“Next stop, one trillion!” That was the message from Jonathan Cossey, JP Morgan’s global head of prime finance and GC’s latest inductee into its Hall of Fame, when the US bank surpassed $500 billion in prime brokerage balances for the first time last year – an increase of 25% after having already achieved near record-levels across both its cash and synthetics prime business.
That kind of bullish attitude has been key to JP Morgan’s goal of breaking the duopoly of Goldman Sachs and Morgan Stanley in the prime brokerage market. In the first half of 2020, the three US investment banks roughly held a market share of over a third According to figures collected by Preqin, JP Morgan currently services around 2,250 hedge fund clients, roughly 14% of the market, and nearly double that of its closest rival Credit Suisse.
“Our book is as diversified as it’s ever been. We continue to gain market share with existing clients, onboard new managers, have made a noticeable splash in the start-up space and our future remains bright with a strong pipeline of new business,” said Cossey in an internal memo at the time.
Cossey joined JP Morgan in 2011, having spent over 15 years at Nomura in a number of senior prime brokerage roles, including global head of equity finance. With the US bank, Cossey has served as global head of equity finance and head of the EMEA prime brokerage, before becoming global head in 2016.
Over the years, one of Cossey’s main objectives for the business has been to increase JP Morgan’s investment in its electronic trading services to hedge funds, specifically its Delta One synthetic business, which provides leveraged exposure to securities or a basket of securities through derivatives.

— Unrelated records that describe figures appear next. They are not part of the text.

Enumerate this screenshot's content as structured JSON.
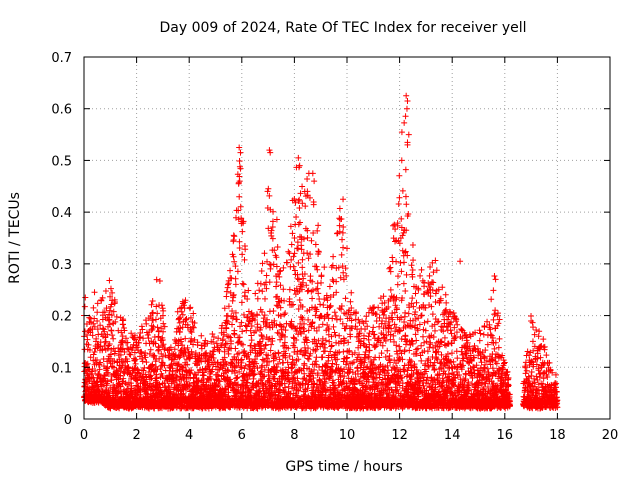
{
  "chart_data": {
    "type": "scatter",
    "title": "Day 009 of 2024, Rate Of TEC Index for receiver yell",
    "xlabel": "GPS time / hours",
    "ylabel": "ROTI / TECUs",
    "xlim": [
      0,
      20
    ],
    "ylim": [
      0,
      0.7
    ],
    "xticks": [
      "0",
      "2",
      "4",
      "6",
      "8",
      "10",
      "12",
      "14",
      "16",
      "18",
      "20"
    ],
    "yticks": [
      "0",
      "0.1",
      "0.2",
      "0.3",
      "0.4",
      "0.5",
      "0.6",
      "0.7"
    ],
    "grid": true,
    "marker": "+",
    "color": "#ff0000",
    "series": [
      {
        "name": "ROTI",
        "envelope": [
          {
            "x": 0.0,
            "base": 0.03,
            "peak": 0.23
          },
          {
            "x": 0.3,
            "base": 0.03,
            "peak": 0.2
          },
          {
            "x": 0.6,
            "base": 0.03,
            "peak": 0.24
          },
          {
            "x": 1.0,
            "base": 0.02,
            "peak": 0.27
          },
          {
            "x": 1.5,
            "base": 0.02,
            "peak": 0.18
          },
          {
            "x": 2.0,
            "base": 0.02,
            "peak": 0.16
          },
          {
            "x": 2.5,
            "base": 0.02,
            "peak": 0.2
          },
          {
            "x": 2.8,
            "base": 0.02,
            "peak": 0.29
          },
          {
            "x": 3.2,
            "base": 0.02,
            "peak": 0.14
          },
          {
            "x": 3.8,
            "base": 0.02,
            "peak": 0.24
          },
          {
            "x": 4.5,
            "base": 0.02,
            "peak": 0.15
          },
          {
            "x": 5.2,
            "base": 0.02,
            "peak": 0.16
          },
          {
            "x": 5.7,
            "base": 0.02,
            "peak": 0.35
          },
          {
            "x": 5.9,
            "base": 0.02,
            "peak": 0.52
          },
          {
            "x": 6.3,
            "base": 0.02,
            "peak": 0.2
          },
          {
            "x": 6.8,
            "base": 0.02,
            "peak": 0.3
          },
          {
            "x": 7.0,
            "base": 0.02,
            "peak": 0.45
          },
          {
            "x": 7.3,
            "base": 0.02,
            "peak": 0.4
          },
          {
            "x": 7.6,
            "base": 0.02,
            "peak": 0.28
          },
          {
            "x": 8.1,
            "base": 0.02,
            "peak": 0.5
          },
          {
            "x": 8.5,
            "base": 0.02,
            "peak": 0.47
          },
          {
            "x": 8.9,
            "base": 0.02,
            "peak": 0.38
          },
          {
            "x": 9.3,
            "base": 0.02,
            "peak": 0.25
          },
          {
            "x": 9.8,
            "base": 0.02,
            "peak": 0.42
          },
          {
            "x": 10.2,
            "base": 0.02,
            "peak": 0.22
          },
          {
            "x": 10.8,
            "base": 0.02,
            "peak": 0.2
          },
          {
            "x": 11.5,
            "base": 0.02,
            "peak": 0.24
          },
          {
            "x": 12.2,
            "base": 0.02,
            "peak": 0.62
          },
          {
            "x": 12.6,
            "base": 0.02,
            "peak": 0.25
          },
          {
            "x": 13.0,
            "base": 0.02,
            "peak": 0.3
          },
          {
            "x": 13.5,
            "base": 0.02,
            "peak": 0.3
          },
          {
            "x": 14.0,
            "base": 0.02,
            "peak": 0.2
          },
          {
            "x": 14.6,
            "base": 0.02,
            "peak": 0.16
          },
          {
            "x": 15.3,
            "base": 0.02,
            "peak": 0.18
          },
          {
            "x": 15.6,
            "base": 0.02,
            "peak": 0.27
          },
          {
            "x": 16.0,
            "base": 0.02,
            "peak": 0.1
          },
          {
            "x": 16.2,
            "base": 0.02,
            "peak": 0.07
          }
        ],
        "segment2_envelope": [
          {
            "x": 16.7,
            "base": 0.02,
            "peak": 0.07
          },
          {
            "x": 17.0,
            "base": 0.02,
            "peak": 0.19
          },
          {
            "x": 17.5,
            "base": 0.02,
            "peak": 0.14
          },
          {
            "x": 18.0,
            "base": 0.02,
            "peak": 0.07
          }
        ],
        "outliers": [
          {
            "x": 12.25,
            "y": 0.625
          },
          {
            "x": 12.3,
            "y": 0.615
          },
          {
            "x": 12.28,
            "y": 0.6
          },
          {
            "x": 12.35,
            "y": 0.55
          },
          {
            "x": 12.3,
            "y": 0.53
          },
          {
            "x": 12.3,
            "y": 0.535
          },
          {
            "x": 12.25,
            "y": 0.365
          },
          {
            "x": 5.9,
            "y": 0.525
          },
          {
            "x": 5.95,
            "y": 0.515
          },
          {
            "x": 5.92,
            "y": 0.46
          },
          {
            "x": 5.88,
            "y": 0.455
          },
          {
            "x": 7.05,
            "y": 0.52
          },
          {
            "x": 7.08,
            "y": 0.515
          },
          {
            "x": 8.15,
            "y": 0.505
          },
          {
            "x": 8.2,
            "y": 0.49
          },
          {
            "x": 8.55,
            "y": 0.475
          },
          {
            "x": 8.7,
            "y": 0.475
          },
          {
            "x": 8.75,
            "y": 0.46
          },
          {
            "x": 9.85,
            "y": 0.425
          },
          {
            "x": 10.0,
            "y": 0.33
          },
          {
            "x": 14.3,
            "y": 0.305
          },
          {
            "x": 15.65,
            "y": 0.27
          },
          {
            "x": 0.4,
            "y": 0.245
          },
          {
            "x": 0.05,
            "y": 0.235
          }
        ]
      }
    ]
  }
}
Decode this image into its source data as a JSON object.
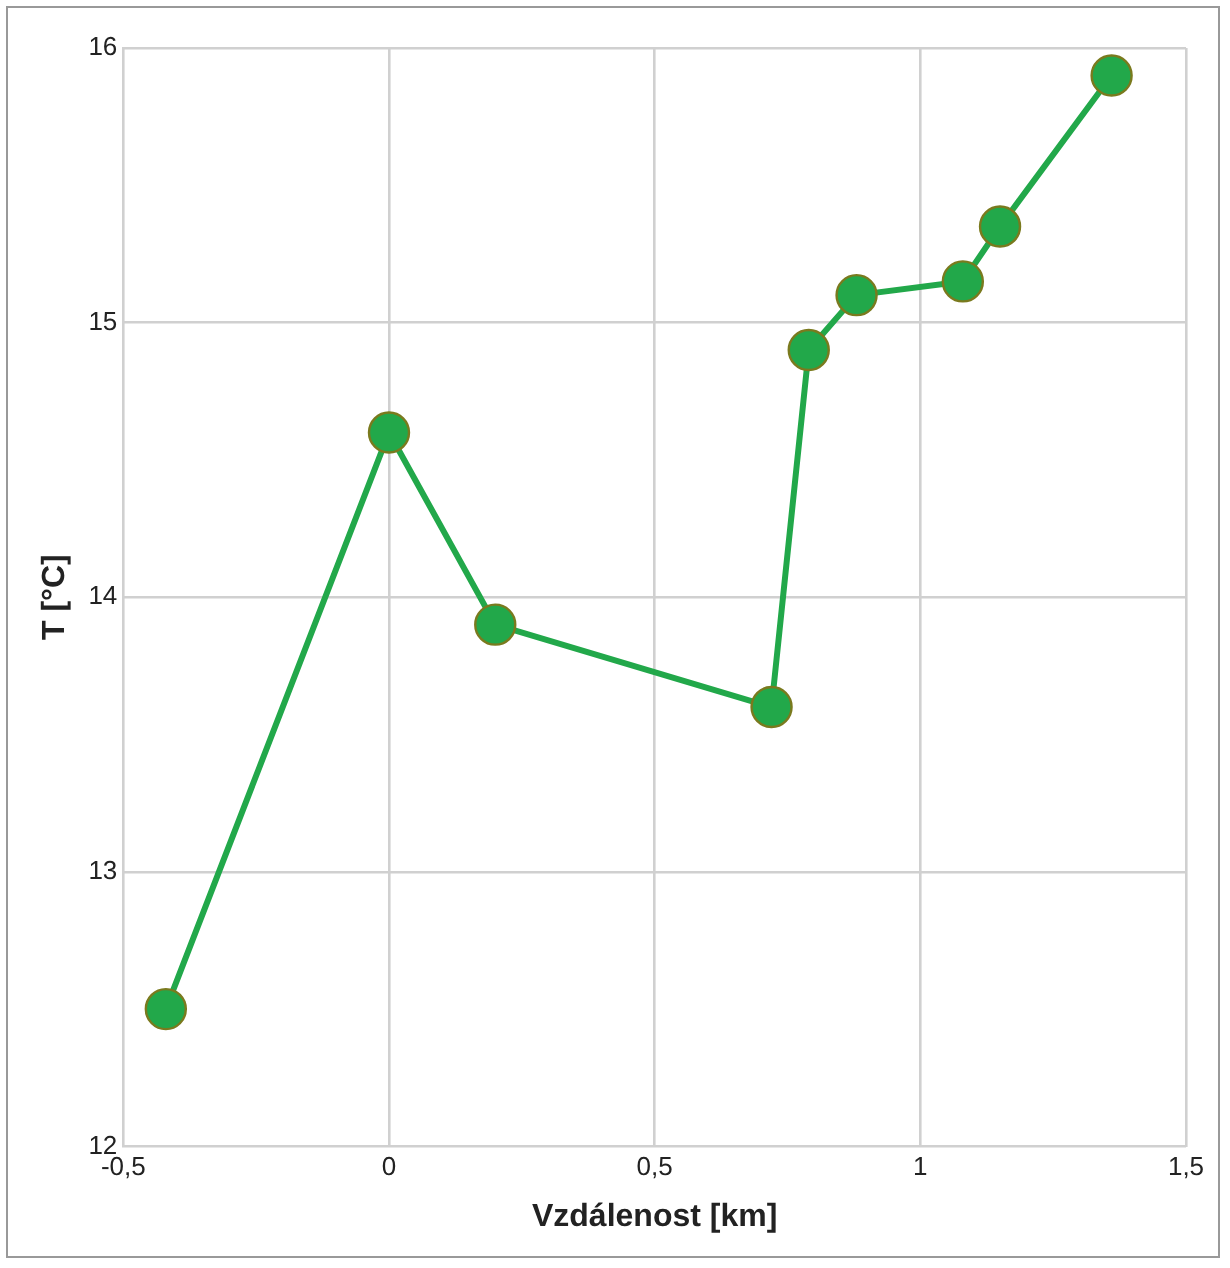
{
  "chart_data": {
    "type": "line",
    "xlabel": "Vzdálenost [km]",
    "ylabel": "T [°C]",
    "x": [
      -0.42,
      0,
      0.2,
      0.72,
      0.79,
      0.88,
      1.08,
      1.15,
      1.36
    ],
    "series": [
      {
        "color": "#22a84a",
        "values": [
          12.5,
          14.6,
          13.9,
          13.6,
          14.9,
          15.1,
          15.15,
          15.35,
          15.9
        ]
      }
    ],
    "xlim": [
      -0.5,
      1.5
    ],
    "xticks": [
      {
        "value": -0.5,
        "label": "-0,5"
      },
      0,
      {
        "value": 0.5,
        "label": "0,5"
      },
      1,
      {
        "value": 1.5,
        "label": "1,5"
      }
    ],
    "ylim": [
      12,
      16
    ],
    "yticks": [
      12,
      13,
      14,
      15,
      16
    ],
    "grid": true,
    "legend": false,
    "marker": "circle",
    "line_style": "solid"
  }
}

Synthetic prime brokerage has been viewed as a more attractive option for hedge funds because it can help reduce capital and transaction costs through netting. It has become the service of choice for managers running alternative strategies on a large sample of assets, such as long/short (absolute return) funds.
Synthetic prime services include providing clients with access to total return swaps on single stocks, equity baskets and indexes; however, they cannot take up short positions for regulatory reasons.
According to the bank’s Investor Day presentation last year, the synthetics business accounted for nearly half of its global prime finance revenues in 2018 and had helped it leapfrog Goldman Sachs in the industry monitor Coalition’s prime brokerage revenue rankings to second place.
The global coronavirus pandemic also proved to be a key test for Cossey and his team to provide stability of financing, clear margin terms, and an unbroken level of services at a time of increased volatility.
“During these volatile times, we provided clarity about margin calls and how clients were going to meet them. We quickly worked though some operational obstacles pertaining to the infrastructure of the hedge fund community when there were meaningful margin calls to be met,” Cossey told Global Custodian earlier this year.
Cossey added that the pandemic has not slowed the bank’s ambitions to continue competing head-on with its rivals, as it looks to utilise digital and virtual technologies to win new mandates.
“We remain focused on delivering value and scale, with a client acquisition mindset and continuing to expand our client footprint. Our strategy hasn’t changed during this time, and we have either kept market share or grown it. There have been some mandates won entirely virtually, carried out by our sales and relationship management team through Zoom or Microsoft. It has been a surprise the pipeline has been so strong,” said Cossey.